Prequalified vs. Preapproved – Knowing the Difference

Posted on November 28, 2017 Uncategorized



If you’re a first time homeowner, the mortgage process can be somewhat daunting. Even people who’ve owned a home before can get confused by the process. However, one important thing to understand is the difference between being prequalified for a mortgage and being pre-approved for one.


It can be easy to use the terms interchangeably, but because they mean different things, it’s good to be on the up-and-up with regards to terminology to make the home buying experience one with minimal stress.


  • What does it mean to be “prequalified”? When you are prequalified for a mortgage, your lender has an estimate for you, which explains how the amount you will need in order to buy a home. They create this estimate using information you’ve already given them, such as your income, assets, debt, and credit score. This is an informal process, and does not signify any sort of commitment on the lender’s part to provide you with a loan based on the estimate. This rough estimate is intended to be a guide through the process, helping you understand what you can afford so you’re not shopping for homes out of your price range. It also gives your realtor an idea of which homes to show you, and reassures them that you’re a serious buyer.


  • What does it mean to be “pre-approved”? Being pre-approved for a mortgage is a more complicated process than being prequalified. It’s more formal and involved for both the buyer and the lender, with a detailed credit check and proof of assets from the buyer. Usually, you’ll be asked to provide recent pay stubs, a few months of bank statements, and W-2s for the two previous tax years.

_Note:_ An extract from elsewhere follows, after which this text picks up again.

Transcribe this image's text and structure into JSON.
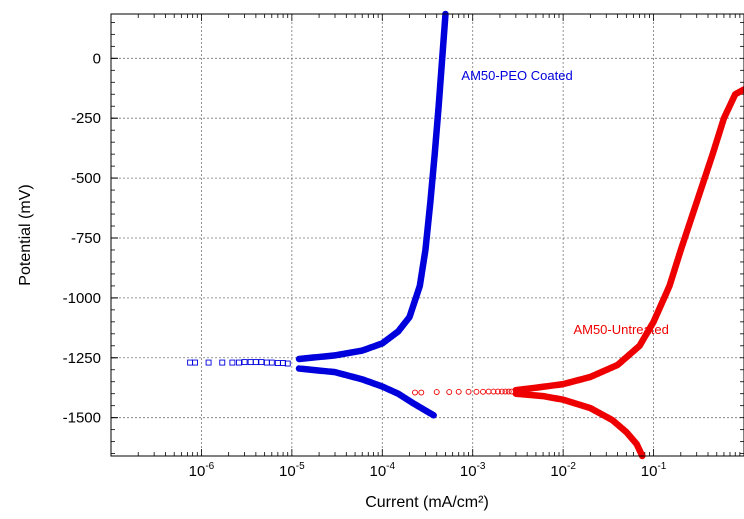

The lender will be more confident that this information will approve your loan request, as being pre-approved does not necessarily guarantee you’ll receive that money. It’s also important to understand that between being pre-approved and your closing date, interest rates, issues with appraisal, or your financial situation may change. Pre-approvals also have expiration dates, and repeated pre-approvals can affect your credit rating.